The big plot twist here isn’t just that someone built a cleaner front door for Spain’s official property database — it’s that the community instantly turned the old system into the villain of the week. The creator of Predio is pitching a simple idea: Spain’s public land and building records are useful, but the official way to access them feels like a time capsule. Instead of wrestling with dusty old machine-to-machine formats from the early 2000s, users get neat, predictable answers in plain modern data format, plus tools aimed at AI assistants and property apps.
And wow, the comments were not feeling nostalgic. One user laid out the mess in almost horror-story form: different services depending on how you search, different response shapes, and errors hidden inside “successful” responses. Another jumped in with the kind of line that says everything: “I still get nightmares from SOAP…” Suddenly this wasn’t just a product launch — it became a group therapy session for developers traumatized by ancient government tech.
The tiny spark of debate came from a commenter pointing out that systems like this often could have offered a simpler option all along, suggesting the painful old setup may have been less “impossible legacy problem” and more “nobody bothered to flip the obvious switch.” That’s where the drama landed: is this heroic cleanup work, or an indictment of how absurdly hard public data still is to use?

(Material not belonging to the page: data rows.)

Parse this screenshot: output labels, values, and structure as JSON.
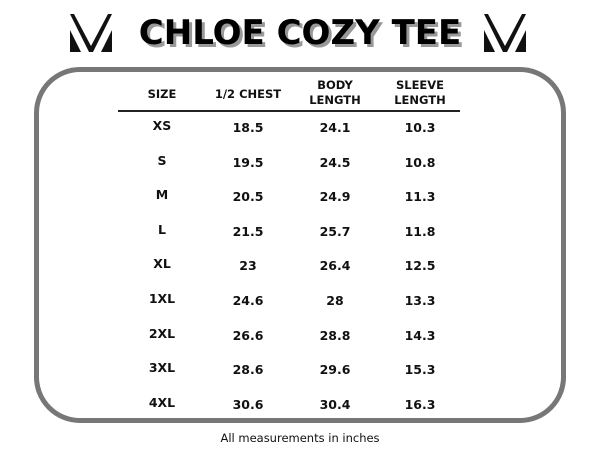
{
  "title": "CHLOE COZY TEE",
  "logo_icon": "v-triangle-logo",
  "table": {
    "headers": [
      "SIZE",
      "1/2 CHEST",
      "BODY\nLENGTH",
      "SLEEVE\nLENGTH"
    ],
    "rows": [
      [
        "XS",
        "18.5",
        "24.1",
        "10.3"
      ],
      [
        "S",
        "19.5",
        "24.5",
        "10.8"
      ],
      [
        "M",
        "20.5",
        "24.9",
        "11.3"
      ],
      [
        "L",
        "21.5",
        "25.7",
        "11.8"
      ],
      [
        "XL",
        "23",
        "26.4",
        "12.5"
      ],
      [
        "1XL",
        "24.6",
        "28",
        "13.3"
      ],
      [
        "2XL",
        "26.6",
        "28.8",
        "14.3"
      ],
      [
        "3XL",
        "28.6",
        "29.6",
        "15.3"
      ],
      [
        "4XL",
        "30.6",
        "30.4",
        "16.3"
      ]
    ]
  },
  "footnote": "All measurements in inches",
  "colors": {
    "border": "#777777",
    "title_shadow": "#999999"
  }
}
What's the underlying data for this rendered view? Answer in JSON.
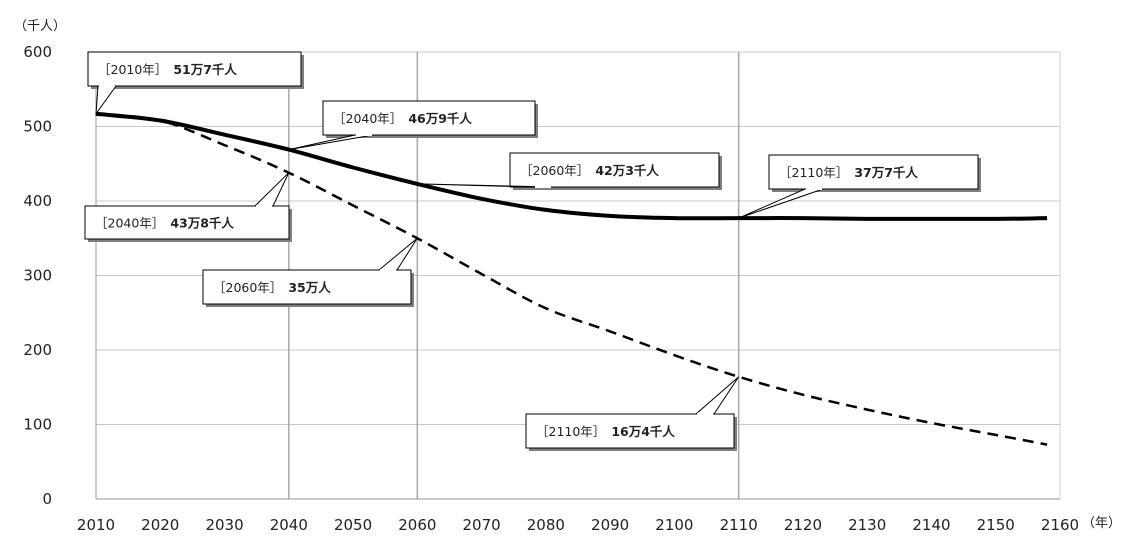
{
  "chart_data": {
    "type": "line",
    "y_unit_label": "（千人）",
    "x_unit_label": "（年）",
    "ylim": [
      0,
      600
    ],
    "y_ticks": [
      0,
      100,
      200,
      300,
      400,
      500,
      600
    ],
    "xlim": [
      2010,
      2160
    ],
    "x_ticks": [
      2010,
      2020,
      2030,
      2040,
      2050,
      2060,
      2070,
      2080,
      2090,
      2100,
      2110,
      2120,
      2130,
      2140,
      2150,
      2160
    ],
    "grid": {
      "horizontal": true,
      "vertical_at": [
        2040,
        2060,
        2110
      ]
    },
    "series": [
      {
        "style": "solid",
        "color": "#000000",
        "x": [
          2010,
          2020,
          2030,
          2040,
          2050,
          2060,
          2070,
          2080,
          2090,
          2100,
          2110,
          2120,
          2130,
          2140,
          2150,
          2158
        ],
        "y": [
          517,
          508,
          489,
          469,
          445,
          423,
          403,
          388,
          380,
          377,
          377,
          377,
          376,
          376,
          376,
          377
        ]
      },
      {
        "style": "dashed",
        "color": "#000000",
        "x": [
          2010,
          2020,
          2030,
          2040,
          2050,
          2060,
          2070,
          2080,
          2090,
          2100,
          2110,
          2120,
          2130,
          2140,
          2150,
          2158
        ],
        "y": [
          517,
          508,
          475,
          438,
          394,
          350,
          302,
          256,
          225,
          193,
          164,
          140,
          120,
          102,
          86,
          73
        ]
      }
    ],
    "annotations": [
      {
        "series": 0,
        "x": 2010,
        "y": 517,
        "year": "［2010年］",
        "value": "51万7千人"
      },
      {
        "series": 0,
        "x": 2040,
        "y": 469,
        "year": "［2040年］",
        "value": "46万9千人"
      },
      {
        "series": 0,
        "x": 2060,
        "y": 423,
        "year": "［2060年］",
        "value": "42万3千人"
      },
      {
        "series": 0,
        "x": 2110,
        "y": 377,
        "year": "［2110年］",
        "value": "37万7千人"
      },
      {
        "series": 1,
        "x": 2040,
        "y": 438,
        "year": "［2040年］",
        "value": "43万8千人"
      },
      {
        "series": 1,
        "x": 2060,
        "y": 350,
        "year": "［2060年］",
        "value": "35万人"
      },
      {
        "series": 1,
        "x": 2110,
        "y": 164,
        "year": "［2110年］",
        "value": "16万4千人"
      }
    ]
  }
}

Either way, the crowd’s verdict was brutal, amused, and painfully relatable.
Key Points
- •Predio offers a machine-friendly JSON wrapper for Spain’s cadastral data, which the article says is otherwise difficult to consume through the official SOAP/XML system.
- •The API accepts three query methods—cadastral reference, coordinates, and address—and returns a normalized output for both urban and rural properties.
- •The service is available through both a versioned REST API and an MCP server, with OpenAPI and llms.txt published on the same domain.
- •Predio says it uses JSON error responses, does not charge for business errors, and can return cached data marked `stale` if the official source is unavailable.
- •The article also promotes ParcelGuard, an early-access parcel due-diligence product, and describes prepaid pricing with 1 credit per successful response and a free tier of 250 credits per month.